Su padre. Se había repetido las palabras en silencio en muchas ocasiones e incluso las había practicado en voz alta durante el trayecto a El Bastión del Espino.
El camino había sido indecentemente corto. Dos días de marcha a caballo era todo cuanto la separaba de la verdad de su pasado. Peor aún. Desde siempre había conocido aquella fortaleza de la orden de paladines, había sabido con exactitud dónde se encontraba; no demasiado al norte de Aguas Profundas, en la cima de un despeñadero junto al mar, al norte de Acantilados Rojos y de Rocas Rojas, al oeste de Kheldell y al sur del estero de los Hombres Muertos. Podría haber acudido en cualquier momento si hubiese sabido lo que iba a encontrar allí.
Bronwyn respiró hondo para tranquilizarse y echó una ojeada alrededor. La fortaleza era impresionante, formidable. Estaba construida en piedra gris, incrustada prácticamente en la cima de una colina que llegaba hasta lo alto para caer en un acantilado prácticamente vertical sobre el mar. Podía oler el mar y también oírlo..., el golpeteo distante e incansable del agua contra una orilla rocosa sumamente inhóspita.
Por encima de su cabeza planeaban varias aves marinas, y sus estridentes gritos parecían encontrar eco en la inexplicable sensación de soledad que la invadía como a oleadas.

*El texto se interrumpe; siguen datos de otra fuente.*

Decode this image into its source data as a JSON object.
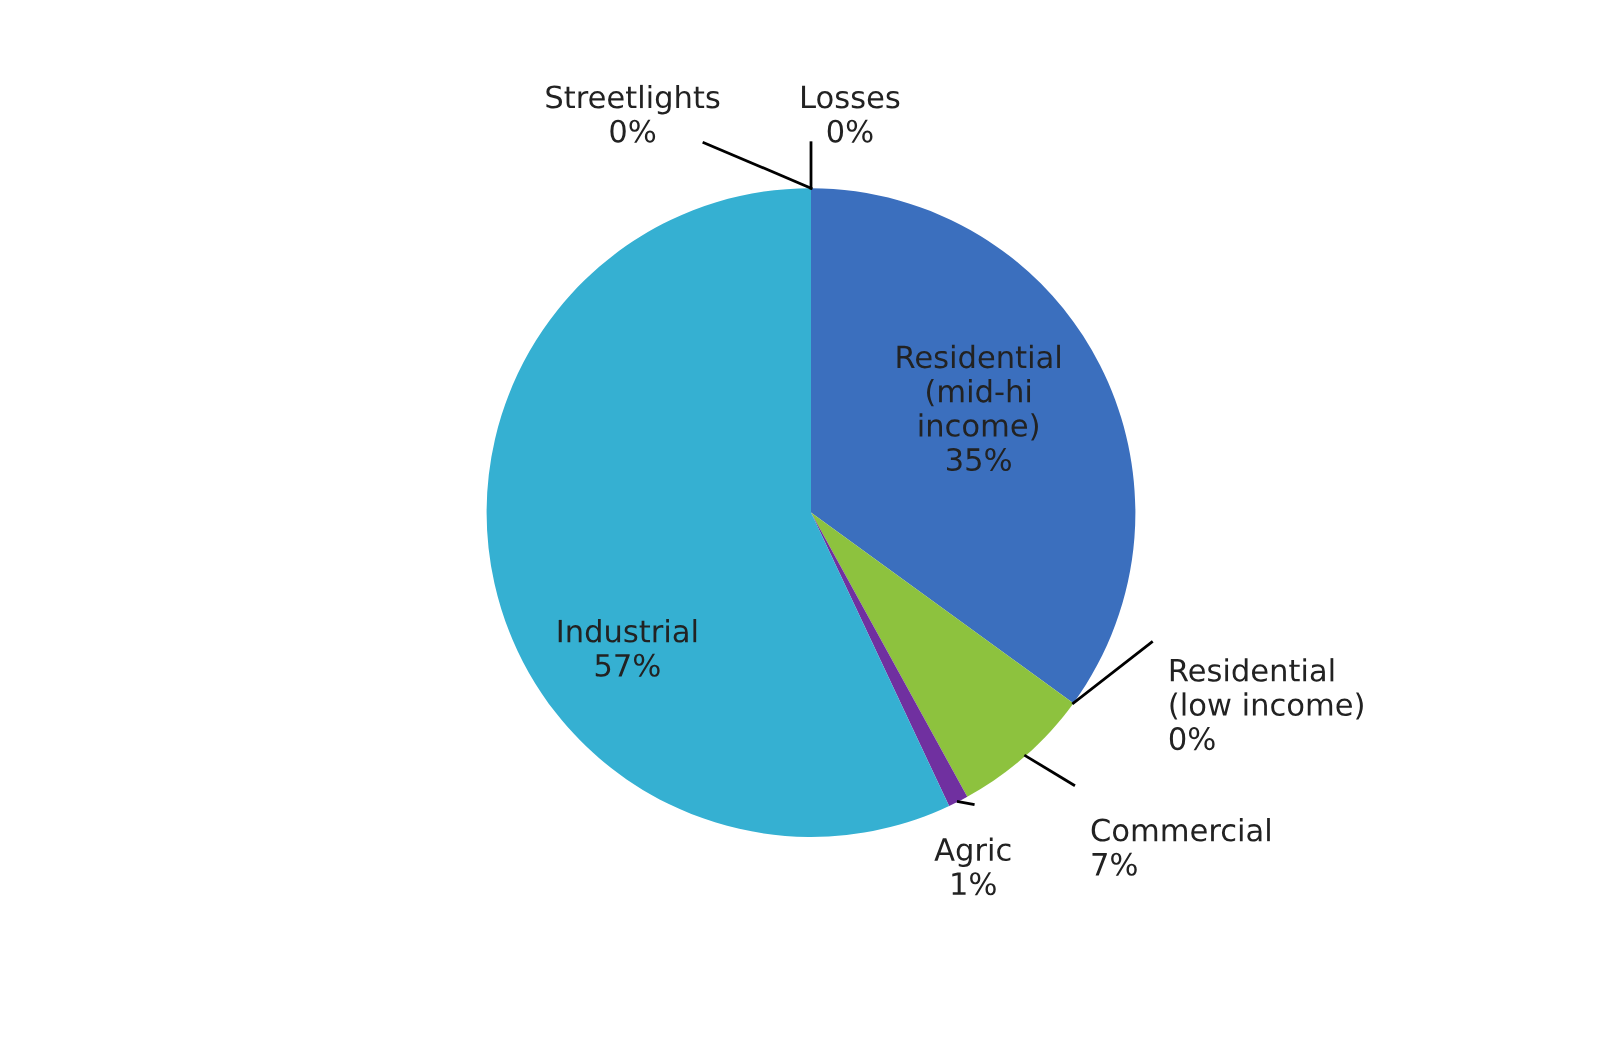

Era un sentimiento extraño, sin duda inspirado por aquel entorno desértico, pero también se sentía incomodada por la inminente reunión. Bronwyn sacudió la cabeza para alejar los malos humores y estudió la fortaleza. Un grueso muro rodeaba el fortín; era alto y curvo, sin esquinas que pudiesen obstaculizar la visión de los vigilantes, ni puntos muertos desde los que las flechas no alcanzaran a los potenciales invasores. Por encima del muro se alzaban dos torres altas, ambas coronadas con el estandarte azul y blanco de los Caballeros de Samular. No había más adorno que ése; a diferencia de los pequeños castillos de Aguas Profundas y los alcázares exóticos que había conocido Bronwyn en tierras del sur, aquella fortaleza era sombría e imperturbable, construida como símbolo de fuerza y nada más. No había ventanas cubiertas de vidrieras, ni balcones, ni bajorrelieves ornamentales..., nada que pudiese ser utilizado por el enemigo como punto de apoyo para escalar los muros. Las hendiduras para lanzar flechas eran excesivamente estrechas, las almenas estaban construidas espaciadas por encima del muro y tapadas con porticones de madera para mayor seguridad.
Tras varios minutos de escrutinio, Bronwyn empezó a preguntarse si su demora se debía a su afán por observarlo todo con detenimiento o a una cierta vacilación cobarde.
Cogió las riendas de su caballo y se dirigió andando hacia el enorme portalón de madera, en cuyo centro había una puerta más pequeña que se abrió en cuanto ella llamó con la aldaba y de la que salió un anciano. Le pareció a Bronwyn que el hombre se había sorprendido al verla, quizá porque era una mujer joven que viajaba en solitario.
Había leído que varías de aquellas órdenes sagradas menospreciaban a las mujeres y que cuando pensaban en ellas, las consideraban seres indefensos que requerían protección.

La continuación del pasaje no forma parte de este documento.